Tak hanya air mentah yang digunakan oleh Knut Hamsun untuk menggantikan kata ‘lapar’, Knut Hamsun juga menghadirkan keping kayu yang masih bersih untuk dikunyah.
Beberapa orang tukang kayu sedang melicinkan kayu di luar. Kupungut beberapa keping kayu yang bersih, memasukkan satu ke mulut, dan menyembunyikan yang lain di dalam saku, untuk bekal kemudian (halaman 107).

Lagi-lagi Knut Hamsun menyajikan deskripsi tak lazim untuk merepresentasikan kelaparan melalui tokoh Aku yang mengunyah kepingan kayu.
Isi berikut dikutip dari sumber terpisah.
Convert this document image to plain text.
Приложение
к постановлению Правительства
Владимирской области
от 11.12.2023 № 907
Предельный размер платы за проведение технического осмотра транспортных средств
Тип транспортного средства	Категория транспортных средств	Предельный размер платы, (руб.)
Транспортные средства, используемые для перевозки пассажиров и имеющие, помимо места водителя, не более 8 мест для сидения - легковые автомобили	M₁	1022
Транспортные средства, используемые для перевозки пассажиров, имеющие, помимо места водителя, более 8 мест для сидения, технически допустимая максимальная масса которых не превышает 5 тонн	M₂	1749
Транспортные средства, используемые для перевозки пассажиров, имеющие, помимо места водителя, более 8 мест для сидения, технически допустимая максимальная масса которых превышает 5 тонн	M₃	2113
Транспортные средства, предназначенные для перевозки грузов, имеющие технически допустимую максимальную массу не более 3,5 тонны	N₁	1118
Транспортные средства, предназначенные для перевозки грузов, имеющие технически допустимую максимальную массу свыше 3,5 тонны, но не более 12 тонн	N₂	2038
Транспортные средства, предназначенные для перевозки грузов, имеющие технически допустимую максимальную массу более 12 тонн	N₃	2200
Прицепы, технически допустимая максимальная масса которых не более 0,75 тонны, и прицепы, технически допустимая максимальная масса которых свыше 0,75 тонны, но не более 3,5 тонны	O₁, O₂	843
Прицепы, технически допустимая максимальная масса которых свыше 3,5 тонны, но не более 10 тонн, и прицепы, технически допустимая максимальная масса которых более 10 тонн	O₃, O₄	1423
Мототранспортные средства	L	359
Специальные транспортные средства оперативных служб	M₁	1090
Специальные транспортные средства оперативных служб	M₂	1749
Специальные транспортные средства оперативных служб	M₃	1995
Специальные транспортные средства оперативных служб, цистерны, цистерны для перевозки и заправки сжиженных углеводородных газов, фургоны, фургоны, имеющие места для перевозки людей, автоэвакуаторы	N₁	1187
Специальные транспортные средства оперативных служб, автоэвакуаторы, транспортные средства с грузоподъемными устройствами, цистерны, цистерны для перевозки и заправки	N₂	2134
Ironisnya, masih menyimpan beberapa keping lagi untuk dinikmati nanti. Tak ada ungkapan tentang rasa lapar dalam kutipan tersebut, namun mengunyah kayu sekaligus menjadikannya bekal tak akan dilakukan oleh orang yang memiliki banyak makanan.

Rasa lapar juga diungkapkan oleh Knut Hamsun melalui harapan terpendam tokoh Aku yang berupa kebahagiaan tertinggi manusia. Menurut sebagian besar manusia kebahagiaan tertinggi adalah rumah mewah; harta berlimpah; hingga anak-anak yang membuat bangga, namun bagi tokoh Aku tidak seperti itu. Kebahagiaan tertinggi tokoh Aku adalah menyeberangi jalan sambil menggigit sekeping roti, sebagaimana yang terdapat dalam kutipan berikut ini,

Betapa bahagianya insan yang memiliki sekeping roti pada waktu itu! Roti rug yang begitu lezat, yang dapat digigit-gigit sambil menyeberang jalan (halaman 85).

Lewat kutipan di atas, tampak jelas bahwa Knut Hamsun memahami hakikat kebahagiaan akan bervariasi karena mengikuti kondisi yang melingkupi. Bagi para manusia yang sedang meniti karir serta berhasil mencukupi kebutuhan primer, kebahagiaan tertinggi mereka cenderung berhubungan dengan yang sekunder hingga tersier. Sementara untuk kelompok manusia lain kebahagiaan tertingginya cukup dengan sekeping roti, maka betapa deskripsi itu sudah cukup untuk mewakili ungkapan kelaparan adalah penderitaan yang sungguh menyakitkan.